At high enough temperatures,

#<< kappa >> -= K_(avg)/(nN_A) ~~ N/2 k_B T#

where #<< kappa >># is the average molecular kinetic energy in #"J/molecule"cdot"K"#, #n# is the mols, #N_A# is Avogadro's number in #"mol"^(-1)#, #N# is the number of degrees of freedom, #k_B# is Boltzmann's constant in #"J/K"#, and #T# is temperature in #"K"#.

At room temperature, this holds for simple molecules such as #"N"_2# and #"O"_2#, but overestimates for more complicated molecules like #"CH"_4# and #"NH"_3#.

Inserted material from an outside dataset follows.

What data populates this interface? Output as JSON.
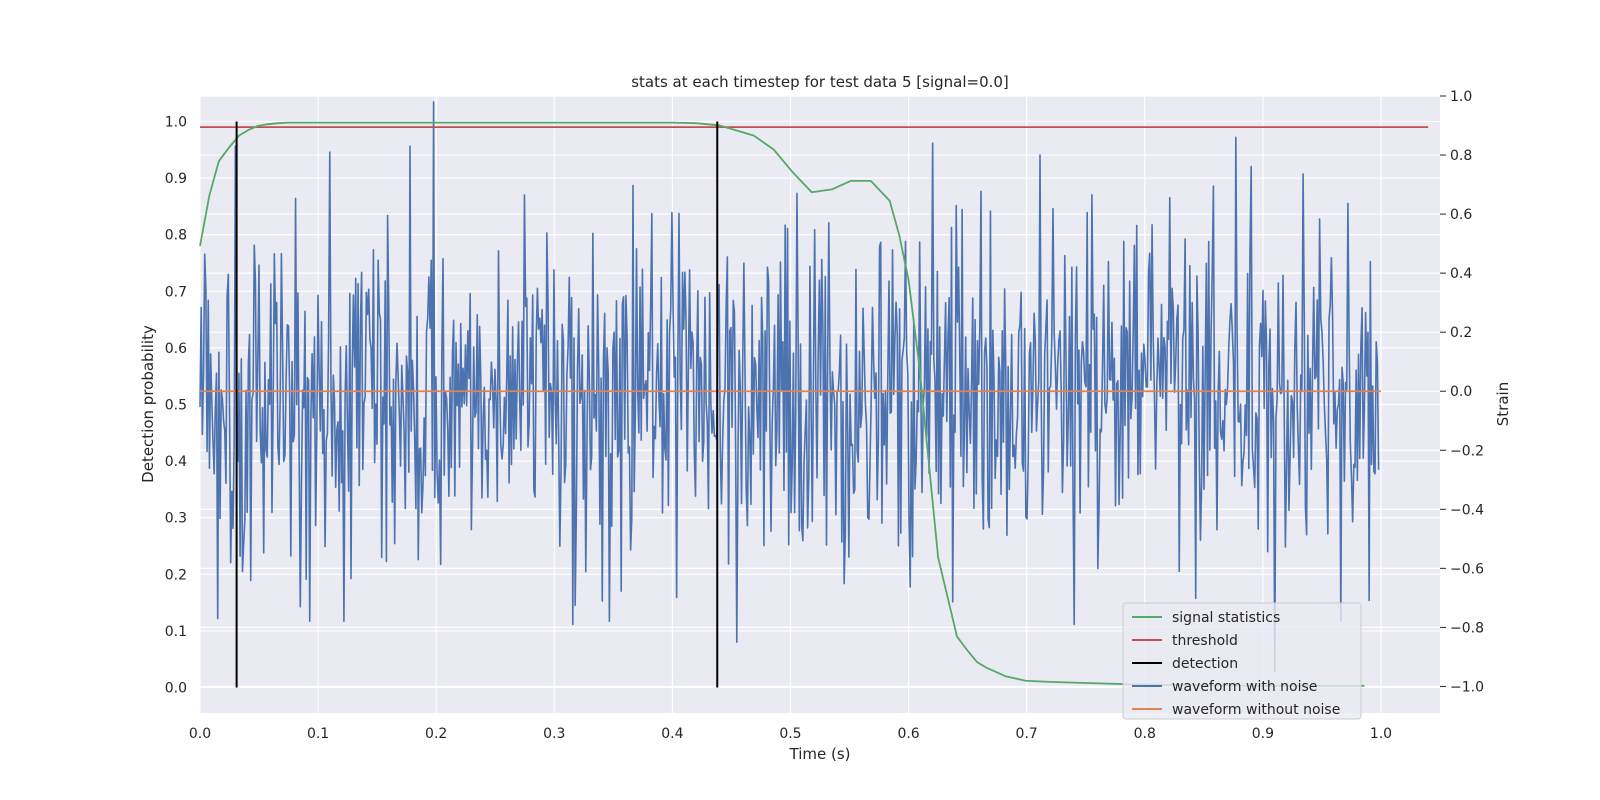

THE EQUIPARTITION THEOREM AT THE CLASSICAL LIMIT

Well, the equipartition theorem for the free particle at high enough temperatures is:

#bb(E_(avg) ~~ K_(avg) = N/2nRT)#,

or

#K_(avg) = N/2 cdot stackrel("Number of Molecules")overbrace(nN_A) cdot k_B T#

where:

  • #N# is the number of degrees of freedom in the molecule.
  • #n# is the #"mols"# of substance.
  • #N_A = 6.0221413 xx 10^(23) "mol"^(-1)# is Avogadro's number.
  • #k_B = 1.38065 xx 10^(-23) "J/K"# is the Boltzmann constant.
  • #T# is the temperature in #"K"#.

If we define #<< kappa >> = K_(avg)/(nN_A)# as the average molecular kinetic energy, then:

#color(blue)(<< kappa >> = N/2 k_B T)#

EXAMPLE USING NITROGEN MOLECULE

For instance, let's say we were looking at #"N"_2#, a linear molecule. Here is how we could determine its degrees of freedom:

  • #3# translational dimensions (#x,y,z#)
    #-># #3# translational degrees of freedom
  • #2# rotational angles (#theta, phi# in spherical coordinates) for linear molecules
    #-># #2# rotational degrees of freedom

(it would have been #3# for nonlinear molecules)

  • Hardly any vibrational degrees of freedom, because of a very stiff triple bond.

So, for #"N"_2#, we expect its average kinetic energy to be:

#color(blue)(<< kappa >>) ~~ (3+2+0)/2 k_B T#

#= color(blue)(5/2k_B T)# #color(blue)("J/molecule"cdot"K")#

or,

#= color(blue)(5/2R T)# #color(blue)("J/mol"cdot"K")#


CHECKING LITERATURE VALUES

We can't really look up the average molecular kinetic energy, but we can check by looking at the constant-pressure molecular heat capacity:

#CC_P -= C_P/(nN_A)#

#~~ (N+2)/2k_B# #"J/molecule"cdot"K"#,

or the constant-pressure molar heat capacity:

#barC_P -= C_P/n#

#~~ (N+2)/2 R# #"J/mol"cdot"K"#.

From the #5# degrees of freedom we found, we can approximate:

#barC_P ~~ (5+2)/2 R = 7/2 R ~~ ul("29.10 J/mol"cdot "K")#

From NIST, we have the graph for #barC_P#:

http://webbook.nist.gov/

which shows #ul("29.124 J/mol"cdot"K")# at #"299 K"#, around #0.08%# error.